Canada Wins If The Globe Warms

“Why can’t Al Gore be right?” asked my friend as we suffered another bitter Canadian winter. Intolerable Januaries aside, global warming alarmists suggest we should be happy if global warming […]
Published on July 12, 2018

“Why can’t Al Gore be right?” asked my friend as we suffered another bitter Canadian winter. Intolerable Januaries aside, global warming alarmists suggest we should be happy if global warming does not occur. But that may not be the case, especially so for Canadians. A recent scientific analysis says that if climate models are correct, Canada could claim enormous amounts of new geography for cropland before the end of the century. The implications are transformational, not only for the millions of square kilometres that could grow crops for the first time, but also for the direction of scientific research and government policy.

In May of 2018, Nature.com published a study entitled, Northward shift of the agricultural climate zone under 21st-Century global climate change. It represented the collaborative work of six academics, including some from Canada’s Memorial University. The idea was to use models to anticipate what new lands could support crops due to climate change increasing the number of growing degree days (GDD). This represents the sum of degrees Celsius above a base temperature (5 degrees for most crops) for each day within the frost-free growing season. Small cereals such as oats and barley require 1,200 GDD, and this was the threshold used to map out the future frontiers of agricultural land. Averages were taken for seven different climate models to mark out a map of what areas, on average, passed met or surpassed 1200 GDD by 2099.

The results are, well, earth-changing. Worldwide, just one-quarter of boreal areas grow crops, but by the end of the century, it could look more like three quarters. In this scenario, the northward reach of arable land could extend north another 400 to 600 km in Russia, Finland, and Western Asia; 900 km in Alberta; and 1200 km in eastern Siberia. This means an additional 10 million square kilometres could turn to farmland, with 5.1 million of them in Russia and 3.1 million in Canada. The authors also predict “transformational” effects on local land use in Finland, Sweden, and Kyrgyzstan.

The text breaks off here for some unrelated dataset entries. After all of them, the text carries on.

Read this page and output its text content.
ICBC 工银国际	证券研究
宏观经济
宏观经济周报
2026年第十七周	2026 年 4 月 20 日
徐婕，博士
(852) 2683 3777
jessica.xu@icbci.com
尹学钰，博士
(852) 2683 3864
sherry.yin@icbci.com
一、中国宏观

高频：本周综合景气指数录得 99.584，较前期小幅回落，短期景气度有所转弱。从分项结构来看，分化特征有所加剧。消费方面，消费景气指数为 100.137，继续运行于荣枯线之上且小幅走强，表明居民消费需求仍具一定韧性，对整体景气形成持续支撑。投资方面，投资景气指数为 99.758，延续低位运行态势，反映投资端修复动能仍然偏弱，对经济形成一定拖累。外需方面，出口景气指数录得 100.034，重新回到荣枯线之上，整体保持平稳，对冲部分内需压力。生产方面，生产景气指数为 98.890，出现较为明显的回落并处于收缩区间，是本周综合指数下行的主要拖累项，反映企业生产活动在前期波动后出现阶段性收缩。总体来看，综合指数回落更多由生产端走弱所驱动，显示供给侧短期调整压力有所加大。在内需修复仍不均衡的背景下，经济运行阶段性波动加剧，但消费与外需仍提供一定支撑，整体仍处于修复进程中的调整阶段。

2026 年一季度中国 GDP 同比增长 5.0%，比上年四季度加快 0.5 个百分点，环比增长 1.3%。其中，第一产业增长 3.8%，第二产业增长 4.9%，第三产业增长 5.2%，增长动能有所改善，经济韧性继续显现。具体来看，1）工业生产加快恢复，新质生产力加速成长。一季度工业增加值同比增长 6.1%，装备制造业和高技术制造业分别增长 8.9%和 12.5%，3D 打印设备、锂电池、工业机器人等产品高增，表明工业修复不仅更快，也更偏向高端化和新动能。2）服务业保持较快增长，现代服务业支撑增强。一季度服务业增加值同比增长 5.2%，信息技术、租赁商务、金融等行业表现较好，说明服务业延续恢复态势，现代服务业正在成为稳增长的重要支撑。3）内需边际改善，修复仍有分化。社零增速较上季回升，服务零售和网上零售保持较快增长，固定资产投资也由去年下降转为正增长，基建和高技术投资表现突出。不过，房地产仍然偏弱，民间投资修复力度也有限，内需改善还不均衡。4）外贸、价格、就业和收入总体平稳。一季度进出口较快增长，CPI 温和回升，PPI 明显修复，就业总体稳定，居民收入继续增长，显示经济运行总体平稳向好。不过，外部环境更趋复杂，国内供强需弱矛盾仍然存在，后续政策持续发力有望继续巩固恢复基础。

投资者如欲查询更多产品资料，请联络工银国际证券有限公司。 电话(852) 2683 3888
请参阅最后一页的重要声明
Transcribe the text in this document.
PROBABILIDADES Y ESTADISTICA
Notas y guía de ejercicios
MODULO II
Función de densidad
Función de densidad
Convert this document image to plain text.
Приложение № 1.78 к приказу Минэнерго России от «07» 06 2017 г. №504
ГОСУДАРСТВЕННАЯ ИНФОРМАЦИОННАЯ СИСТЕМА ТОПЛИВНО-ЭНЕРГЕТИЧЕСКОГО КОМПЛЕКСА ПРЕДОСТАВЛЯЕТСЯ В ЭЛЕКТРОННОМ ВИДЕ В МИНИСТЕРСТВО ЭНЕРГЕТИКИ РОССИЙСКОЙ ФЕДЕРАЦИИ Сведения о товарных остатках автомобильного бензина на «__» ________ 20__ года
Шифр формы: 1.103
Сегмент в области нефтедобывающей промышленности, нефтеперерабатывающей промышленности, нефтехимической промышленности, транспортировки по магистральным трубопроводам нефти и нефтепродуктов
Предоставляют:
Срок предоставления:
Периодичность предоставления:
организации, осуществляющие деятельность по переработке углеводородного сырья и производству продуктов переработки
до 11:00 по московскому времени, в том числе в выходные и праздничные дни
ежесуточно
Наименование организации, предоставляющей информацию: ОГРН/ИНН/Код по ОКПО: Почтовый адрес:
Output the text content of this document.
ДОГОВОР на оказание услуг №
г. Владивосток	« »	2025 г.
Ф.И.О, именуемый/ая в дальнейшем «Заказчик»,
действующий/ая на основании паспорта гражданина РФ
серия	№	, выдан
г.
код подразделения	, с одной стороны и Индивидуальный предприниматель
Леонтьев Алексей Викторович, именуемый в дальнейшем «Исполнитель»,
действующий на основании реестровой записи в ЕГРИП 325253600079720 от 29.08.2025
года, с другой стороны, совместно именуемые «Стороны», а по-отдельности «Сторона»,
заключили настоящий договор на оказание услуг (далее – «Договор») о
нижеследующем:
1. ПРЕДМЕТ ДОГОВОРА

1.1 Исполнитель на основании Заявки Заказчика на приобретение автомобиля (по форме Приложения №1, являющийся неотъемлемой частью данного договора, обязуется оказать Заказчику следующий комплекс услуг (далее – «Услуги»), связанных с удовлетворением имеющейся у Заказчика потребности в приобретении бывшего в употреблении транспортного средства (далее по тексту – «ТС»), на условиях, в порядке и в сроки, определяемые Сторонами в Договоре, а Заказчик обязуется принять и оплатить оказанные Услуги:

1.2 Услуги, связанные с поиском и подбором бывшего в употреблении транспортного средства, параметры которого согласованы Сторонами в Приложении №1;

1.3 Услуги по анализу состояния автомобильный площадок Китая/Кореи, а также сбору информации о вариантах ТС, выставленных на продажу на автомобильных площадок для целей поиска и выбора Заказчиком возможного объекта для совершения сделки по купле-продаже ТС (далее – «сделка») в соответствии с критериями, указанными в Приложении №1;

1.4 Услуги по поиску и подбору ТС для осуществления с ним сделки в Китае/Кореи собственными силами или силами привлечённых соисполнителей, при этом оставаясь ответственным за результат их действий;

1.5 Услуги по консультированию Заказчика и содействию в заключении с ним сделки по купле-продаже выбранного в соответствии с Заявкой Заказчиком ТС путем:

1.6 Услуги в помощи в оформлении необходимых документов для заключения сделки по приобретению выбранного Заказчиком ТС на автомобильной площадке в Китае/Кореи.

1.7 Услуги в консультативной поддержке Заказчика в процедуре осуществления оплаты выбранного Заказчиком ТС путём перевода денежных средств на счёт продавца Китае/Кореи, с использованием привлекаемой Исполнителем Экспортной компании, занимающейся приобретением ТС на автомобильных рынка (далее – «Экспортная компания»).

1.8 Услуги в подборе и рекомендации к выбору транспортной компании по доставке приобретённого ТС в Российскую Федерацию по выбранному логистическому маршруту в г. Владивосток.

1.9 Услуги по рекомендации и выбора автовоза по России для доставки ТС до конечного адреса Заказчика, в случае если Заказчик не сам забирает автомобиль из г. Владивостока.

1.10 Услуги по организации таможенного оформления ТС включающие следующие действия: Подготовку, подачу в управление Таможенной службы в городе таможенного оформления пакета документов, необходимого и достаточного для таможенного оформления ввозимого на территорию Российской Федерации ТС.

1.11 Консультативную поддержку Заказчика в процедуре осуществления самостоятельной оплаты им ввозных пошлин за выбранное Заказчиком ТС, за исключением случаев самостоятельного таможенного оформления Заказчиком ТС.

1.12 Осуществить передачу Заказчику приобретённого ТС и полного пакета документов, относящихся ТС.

Cropland north of the 70th parallel could become reality.

If the idea of farming far above the arctic circle seems far-fetched, well, it might be. Two peer-reviewed studies released in 2017 suggest the models have it wrong when it comes to the effects that greenhouse gases have on temperatures. Christy and McNider’s Satellite Bulk Tropospheric Temperatures as a Metric for Climate Sensitivity, published in the Asia-Pacific Journal of Atmospheric Sciences, demonstrated that global warming since 1979 was only half of what models suggested it should be. Similarly, Nature Geoscience publishedCauses of differences in model and satellite tropospheric warming rates, by Santer et al. to show that the post-2000 era global warming predicted by climate models just wasn’t there.

Together, these studies challenge Canada’s prevailing perception to climate change and approach to tackling it. The science is neither as settled in its assessment nor as cataclysmic in its implications as many have been led to think. Policy makers and researchers have been too narrow in their focus on predicting climate change’s effects and its emphasis on prevention of those effects by limiting fossil fuels. Billions of dollars spent on solar and wind energy; carbon taxation; and regulatory burdens on the production, transportation, and consumption of fossil fuels slow economic growth far more than world temperatures. If Canada stopped all industry, had zero agriculture, produced no oil, and no fires ever burned, 98.4 percent of annual global greenhouse gas emissions would still be there. Yet, if the globe warmed as much as the climate models suggest, the increase in Canadian arable land would be an area two times the size of Quebec. Why does Canada look at climate change with fear and trepidation instead of hope and preparation?

The Northward Shift study says if northern regions like Canada want to be ready, there’s work to be done. Seasonal precipitation could be less than ideal in many areas, so that winter water storage, summer irrigation, and further development of drought-adapted plants will be necessary to seize the opportunities in many areas. By contrast, on both Atlantic and Pacific coasts, Canada’s boreal regions will get more rain during the growing season than they currently do. This is generally helpful, but it will require more measures to control erosion and drainage.

If climate change does wipe out agricultural lands in some places, it will make land conversions and food security more important than ever. In this regard, Newfoundland and Labrador provided the study’s sole example of a government “pursuing a food security policy that includes expansion of agriculture on its territory, currently mainly covered by boreal forests.” In 2017, it announced a five-year plan to double its farmland and increase its food security by at least 20 percent.

Commentator Rex Murphy once quipped, “Vegetables require two things: soil and sunshine and Newfoundland has neither!” Yet, Newfoundland expects a brighter future and is ready to pursue practical changes to get there. Hopefully, just like the clocks in the province, the rest of Canada will soon follow.